Le traitement des personnalités dites « narcissiques » a rendu aux psychanalystes une autre modalité de la dépression. Loin d’être une attaque dissimulée contre un autre, imaginé hostile parce que frustrant, la tristesse serait le signal d’un moi primitif blessé, incomplet et vide. Le dépressif a l’impression d’être déshérité d’un suprême bien innommable, de quelque chose non représentable, qu’il sait bien préserver en soi même, sans y être conscient. L’imaginaire dépressif est narcissique.
Le monde narcissique peut être caractérisé par un retrait du monde des autres, déni de la réalité extérieure, repli sur leur désir traumatique donc innommable et refus de langage, suite à une blessure, une séparation, un deuil.
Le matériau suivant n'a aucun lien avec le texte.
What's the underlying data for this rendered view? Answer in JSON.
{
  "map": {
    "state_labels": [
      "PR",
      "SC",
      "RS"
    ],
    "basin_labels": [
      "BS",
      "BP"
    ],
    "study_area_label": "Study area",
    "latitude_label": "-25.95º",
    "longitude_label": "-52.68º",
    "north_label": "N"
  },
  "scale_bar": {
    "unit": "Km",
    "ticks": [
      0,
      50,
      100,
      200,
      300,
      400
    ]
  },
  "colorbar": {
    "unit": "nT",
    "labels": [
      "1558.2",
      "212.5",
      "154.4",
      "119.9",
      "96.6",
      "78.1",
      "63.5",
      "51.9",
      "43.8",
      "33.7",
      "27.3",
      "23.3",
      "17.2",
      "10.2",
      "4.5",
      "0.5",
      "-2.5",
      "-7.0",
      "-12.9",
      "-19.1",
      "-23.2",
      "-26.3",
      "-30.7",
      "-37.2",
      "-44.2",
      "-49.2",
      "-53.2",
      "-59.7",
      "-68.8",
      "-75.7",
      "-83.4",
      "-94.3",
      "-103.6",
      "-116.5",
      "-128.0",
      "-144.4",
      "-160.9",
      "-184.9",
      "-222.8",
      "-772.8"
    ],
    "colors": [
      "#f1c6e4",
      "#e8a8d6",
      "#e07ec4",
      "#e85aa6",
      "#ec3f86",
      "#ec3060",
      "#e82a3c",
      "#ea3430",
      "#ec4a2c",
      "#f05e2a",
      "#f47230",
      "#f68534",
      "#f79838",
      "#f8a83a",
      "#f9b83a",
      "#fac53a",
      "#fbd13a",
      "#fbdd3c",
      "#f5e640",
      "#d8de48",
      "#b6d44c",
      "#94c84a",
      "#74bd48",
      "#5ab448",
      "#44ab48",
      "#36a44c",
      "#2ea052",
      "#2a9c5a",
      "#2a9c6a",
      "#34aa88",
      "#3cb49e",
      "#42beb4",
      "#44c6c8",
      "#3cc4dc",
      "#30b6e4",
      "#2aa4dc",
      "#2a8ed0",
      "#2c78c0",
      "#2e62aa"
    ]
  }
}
L’objet, la chose perdue, est transformé en objet idéal tout aussi imaginaire, le Grand Tout au sein duquel le perdant s’unifie avec le Perdu, s’englobant tous les deux.4 Ni moi, ni toi, vases communicantes, déni de la séparation.
Le narcissisme : Une fascination, concentrée autour de l'identité de soi-même (comparé, comparable, avec et comme un autre) qui ne se connaît pas et qui ne veut pas admettre le champ de l’autre. Dans ce narcissisme, la douleur est retrouvée comme le trait archaïque de sa propre identité. Une douleur qui s’aime, une douleur douce, crypte incompréhensible de soi-même.